Towards a framework for the generation of enhanced attack/background network traffic for evaluation of network-based intrusion detection systems

Abstract

There are a multitude of threats faced in computer networks such as viruses, worms, trojans, attempted user privilege gain, data theft and denial of service attacks. To combat such threats, multiple lines of defence are applied to a network including firewalls, malicious software scanners and intrusion detection systems (IDS). IDSs are generally considered a last line of defence for the detection of attacks; therefore, it is vital for users to assess how well an IDS will perform through means of testing. Although various methodologies have been proposed for the evaluation of IDSs in the past there is still no widely agreed upon standard.
A framework which is capable of carrying out an evaluation of network-based intrusion detection systems (NIDS) is presented in this paper. The paper shows that such a framework requires the need for both realistic real-time network traffic and meaningful metrics when carrying out an evaluation of IDSs. Automation of the testing process is also emphasised - which provides for ease-of-use and simplicity in repetition when carrying out an evaluation.
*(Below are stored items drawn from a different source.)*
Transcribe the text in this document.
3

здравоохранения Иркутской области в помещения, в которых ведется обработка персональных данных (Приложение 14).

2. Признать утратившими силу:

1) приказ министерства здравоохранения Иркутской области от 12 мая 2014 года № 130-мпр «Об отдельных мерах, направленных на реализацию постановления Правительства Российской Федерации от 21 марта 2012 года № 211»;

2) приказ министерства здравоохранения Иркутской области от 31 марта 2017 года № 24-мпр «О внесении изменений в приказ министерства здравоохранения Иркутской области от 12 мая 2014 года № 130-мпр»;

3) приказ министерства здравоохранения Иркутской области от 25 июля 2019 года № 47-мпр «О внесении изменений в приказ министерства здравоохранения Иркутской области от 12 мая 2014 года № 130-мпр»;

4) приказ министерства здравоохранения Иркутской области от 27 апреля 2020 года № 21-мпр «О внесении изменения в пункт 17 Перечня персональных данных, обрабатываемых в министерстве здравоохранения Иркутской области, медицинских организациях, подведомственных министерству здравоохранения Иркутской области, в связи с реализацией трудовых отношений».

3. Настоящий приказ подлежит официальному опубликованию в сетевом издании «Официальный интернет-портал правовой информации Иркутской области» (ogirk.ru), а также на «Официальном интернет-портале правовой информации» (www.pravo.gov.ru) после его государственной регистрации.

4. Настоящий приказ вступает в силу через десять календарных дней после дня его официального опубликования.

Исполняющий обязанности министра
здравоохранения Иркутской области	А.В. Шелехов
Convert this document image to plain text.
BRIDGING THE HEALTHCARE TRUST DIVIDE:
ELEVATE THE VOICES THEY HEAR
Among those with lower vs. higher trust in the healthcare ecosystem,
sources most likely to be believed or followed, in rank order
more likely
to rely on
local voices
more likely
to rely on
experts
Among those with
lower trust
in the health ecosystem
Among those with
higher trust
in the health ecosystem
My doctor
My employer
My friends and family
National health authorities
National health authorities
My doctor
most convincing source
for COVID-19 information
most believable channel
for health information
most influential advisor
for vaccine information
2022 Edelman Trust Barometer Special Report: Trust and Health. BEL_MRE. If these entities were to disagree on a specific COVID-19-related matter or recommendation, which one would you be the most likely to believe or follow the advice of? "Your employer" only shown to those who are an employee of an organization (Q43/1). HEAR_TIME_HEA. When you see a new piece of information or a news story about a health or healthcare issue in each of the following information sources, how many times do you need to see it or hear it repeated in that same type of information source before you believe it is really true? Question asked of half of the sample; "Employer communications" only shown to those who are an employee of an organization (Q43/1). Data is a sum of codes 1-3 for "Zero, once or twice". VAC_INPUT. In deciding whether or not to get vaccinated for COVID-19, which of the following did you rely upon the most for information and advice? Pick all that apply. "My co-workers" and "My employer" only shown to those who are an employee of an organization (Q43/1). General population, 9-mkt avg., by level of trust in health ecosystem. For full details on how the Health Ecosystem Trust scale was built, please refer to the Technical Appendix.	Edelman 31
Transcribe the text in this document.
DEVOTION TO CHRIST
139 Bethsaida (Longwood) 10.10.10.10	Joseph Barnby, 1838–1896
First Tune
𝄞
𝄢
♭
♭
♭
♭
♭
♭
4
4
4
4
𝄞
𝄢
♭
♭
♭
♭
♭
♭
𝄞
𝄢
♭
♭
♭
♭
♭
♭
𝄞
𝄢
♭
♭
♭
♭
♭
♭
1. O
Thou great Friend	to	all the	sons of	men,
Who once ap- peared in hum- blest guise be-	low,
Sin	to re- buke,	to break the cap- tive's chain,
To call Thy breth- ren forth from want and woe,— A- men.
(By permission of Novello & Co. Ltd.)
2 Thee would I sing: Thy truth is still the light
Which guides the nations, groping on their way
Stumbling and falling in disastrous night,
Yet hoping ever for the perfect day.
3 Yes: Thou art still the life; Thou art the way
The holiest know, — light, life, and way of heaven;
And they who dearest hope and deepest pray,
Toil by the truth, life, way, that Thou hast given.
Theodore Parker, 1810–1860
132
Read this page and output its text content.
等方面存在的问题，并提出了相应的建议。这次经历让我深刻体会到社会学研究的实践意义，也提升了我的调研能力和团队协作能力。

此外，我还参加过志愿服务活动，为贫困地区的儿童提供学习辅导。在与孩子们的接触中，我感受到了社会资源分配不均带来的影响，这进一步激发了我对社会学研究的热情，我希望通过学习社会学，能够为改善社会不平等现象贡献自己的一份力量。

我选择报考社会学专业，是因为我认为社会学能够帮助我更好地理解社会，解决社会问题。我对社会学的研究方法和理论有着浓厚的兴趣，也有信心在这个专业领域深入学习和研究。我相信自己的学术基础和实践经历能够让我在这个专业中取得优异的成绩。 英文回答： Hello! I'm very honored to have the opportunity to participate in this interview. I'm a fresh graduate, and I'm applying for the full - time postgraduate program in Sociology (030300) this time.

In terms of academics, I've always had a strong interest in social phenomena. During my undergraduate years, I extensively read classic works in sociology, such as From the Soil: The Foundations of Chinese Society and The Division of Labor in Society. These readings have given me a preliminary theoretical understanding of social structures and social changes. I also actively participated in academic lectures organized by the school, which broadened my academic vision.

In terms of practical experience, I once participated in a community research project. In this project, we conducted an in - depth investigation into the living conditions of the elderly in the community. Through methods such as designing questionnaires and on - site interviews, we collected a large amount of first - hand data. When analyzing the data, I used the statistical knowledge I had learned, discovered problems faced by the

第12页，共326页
The framework is evaluated against the NIDS Snort in order to show its capabilities. Through the use of pre-existing programs and utilities, the aim of generating real-time attack traffic is achieved whilst benign background traffic is generated using static data sets. The metrics of efficiency, effectiveness, packet loss, CPU utilisation and memory usage are derived and, finally, the goal of automation is achieved by implementing the framework as a singular application. The results of the evaluation show that, whilst Snort is highly effective in the detection of attacks (true-positives), its main weakness is the dropping of network packets at higher CPU utilisations due to high traffic volume.
Finally, the conclusion to this paper illustrates that the main weakness with current IDS evaluation methodologies is in the approaches used in the generation of benign background traffic. Whilst using static data sets is viable, the main argument against such an approach is that an IDS under evaluation will not react to the traffic in a real-time manner. Furthermore, the use of synthetic traffic generators also has limitations due to the fact that such traffic may not accurately reflect traffic seen on a live network. This paper proposes that further research and development must be applied in the area of benign traffic generation in order to achieve the aim of providing real-time generation of background traffic which realistically mirrors real-life networks when carrying out an evaluation of IDSs.